Олег Дозморов
Пироскаф
* * *

Понимаю, что с помощью слов
продолжаю витийство,
но война не ресурс для стихов,
а кошмар и убийство.

Что, как ты, дотянувшись до звёзд,
извлекаючи звуки,
производишь причины для слёз,
материал для разлуки?

Что, как ты — резонатор и Блок,
предвещавший всё это,
и теперь тянешь новый кусок
на потребу куплета?


* * *

Чувствуешь жженье
в области звёзд?
Что, пораженье?
Странный вопрос.

Точно случилась
где-то беда,
если лучилась
ночью звезда.

Бездна, Державин,
боли полна,
крови и ржави.
Выпей до дна.

Стихотворенье —
ёмкость для слёз.
Пенье не мщенье —
боль и наркоз.


* * *

Когда темно во всей природе,
презрительна и молода,
на воспалённом небосводе
восходит чёрная звезда.

Она на всё даёт ответы,
и с ней совсем не тяжело,
и с ней одной не надо света,
поскольку больше не светло.


* * *

Как перестать быть человеком?
Я сам пытался столько раз,
писал стихи уральским снегом,
но не о том сейчас рассказ.

Рассказ о том, что тёмной ночью,
когда всё мрак, когда ни зги,
он появляется воочью
переворачивать мозги.

Он говорит: такое дело,
ты человека отпусти,
пусть медленно и неумело,
и я сожму тебя в горсти,

в холодный прах перемешаю,
в мельчайший порошок сотру,
как книжечку переверстаю
и перевыпущу к утру.

Заманчивую перспективу
он мне слегка обрисовал —
всё будет просто и красиво.
Не помню, что ему сказал.

Лежу распластанный в постели,
звезда мерцает из-под век.
Ну что, друзья, на самом деле
я более не человек.


* * *

Мама говорила: «Ну и безголосье!
Только Магомаев молодец».
Проходило лето, приходила осень.
Приходил отец.

Два часа футбола мальчику-всезнайке —
и навек уходит. Классику реплай —
старый чёрно-белый телевизор «Чайка»,
со сгущёнкой чай.

Жизни бедной лего?
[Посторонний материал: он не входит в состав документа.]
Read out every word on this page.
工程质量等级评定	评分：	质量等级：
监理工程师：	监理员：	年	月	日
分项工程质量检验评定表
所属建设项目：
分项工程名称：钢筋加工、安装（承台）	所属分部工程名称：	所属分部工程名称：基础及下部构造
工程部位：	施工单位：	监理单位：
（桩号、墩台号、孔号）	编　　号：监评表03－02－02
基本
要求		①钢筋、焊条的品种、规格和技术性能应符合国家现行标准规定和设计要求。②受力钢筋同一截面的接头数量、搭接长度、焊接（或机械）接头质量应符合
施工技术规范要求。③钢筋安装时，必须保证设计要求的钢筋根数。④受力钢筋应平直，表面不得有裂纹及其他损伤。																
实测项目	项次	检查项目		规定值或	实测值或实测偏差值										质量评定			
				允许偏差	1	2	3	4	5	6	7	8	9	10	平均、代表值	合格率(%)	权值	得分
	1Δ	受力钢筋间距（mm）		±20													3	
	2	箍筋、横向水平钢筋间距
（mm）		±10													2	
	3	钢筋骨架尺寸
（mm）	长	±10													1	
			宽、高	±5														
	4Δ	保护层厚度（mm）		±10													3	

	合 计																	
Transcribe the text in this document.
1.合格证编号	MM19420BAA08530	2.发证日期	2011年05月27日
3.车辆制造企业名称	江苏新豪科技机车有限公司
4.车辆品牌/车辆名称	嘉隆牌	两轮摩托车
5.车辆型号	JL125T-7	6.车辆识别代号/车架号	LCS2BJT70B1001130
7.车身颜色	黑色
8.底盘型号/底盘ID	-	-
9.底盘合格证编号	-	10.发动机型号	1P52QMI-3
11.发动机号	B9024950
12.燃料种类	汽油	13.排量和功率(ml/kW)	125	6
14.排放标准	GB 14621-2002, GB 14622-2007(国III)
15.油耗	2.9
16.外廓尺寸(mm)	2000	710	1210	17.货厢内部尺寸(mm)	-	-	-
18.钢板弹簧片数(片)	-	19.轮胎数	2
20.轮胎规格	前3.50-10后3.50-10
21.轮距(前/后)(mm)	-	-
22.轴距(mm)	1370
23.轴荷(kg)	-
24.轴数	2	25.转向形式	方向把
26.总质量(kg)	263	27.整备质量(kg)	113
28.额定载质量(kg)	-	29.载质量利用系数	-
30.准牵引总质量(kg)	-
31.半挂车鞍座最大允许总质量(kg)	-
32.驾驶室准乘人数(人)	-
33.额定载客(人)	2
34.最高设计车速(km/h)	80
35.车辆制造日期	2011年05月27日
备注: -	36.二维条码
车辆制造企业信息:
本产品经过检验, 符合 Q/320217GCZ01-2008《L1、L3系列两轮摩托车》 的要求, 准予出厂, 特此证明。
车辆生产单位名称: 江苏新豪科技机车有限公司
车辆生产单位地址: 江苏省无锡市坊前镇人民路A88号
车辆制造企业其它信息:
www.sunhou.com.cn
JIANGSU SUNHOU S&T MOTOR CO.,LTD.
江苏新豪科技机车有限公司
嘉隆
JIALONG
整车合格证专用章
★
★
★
Будущего тизер?
В сущности, семья —
это те, кто вместе смотрят телевизор, —
то есть ты да я.

Знаешь, а вообще-то мы неплохо жили,
так и будем жить:
зырить телевизор, чай с вареньем или
со сгущёнкой пить.


* * *

Надо, чтобы горело одно окно
и чтоб кто-нибудь в том окне ходил
или сидел: если идёшь на дно,
чтобы оно светило и придавало сил.

Надо, чтобы дома ждал человек
и, быть может, — собака, а ещё лучше — кот,
да хоть кто-нибудь, чтобы ты перешёл на бег
и спешил домой, поскольку там кто-то ждёт.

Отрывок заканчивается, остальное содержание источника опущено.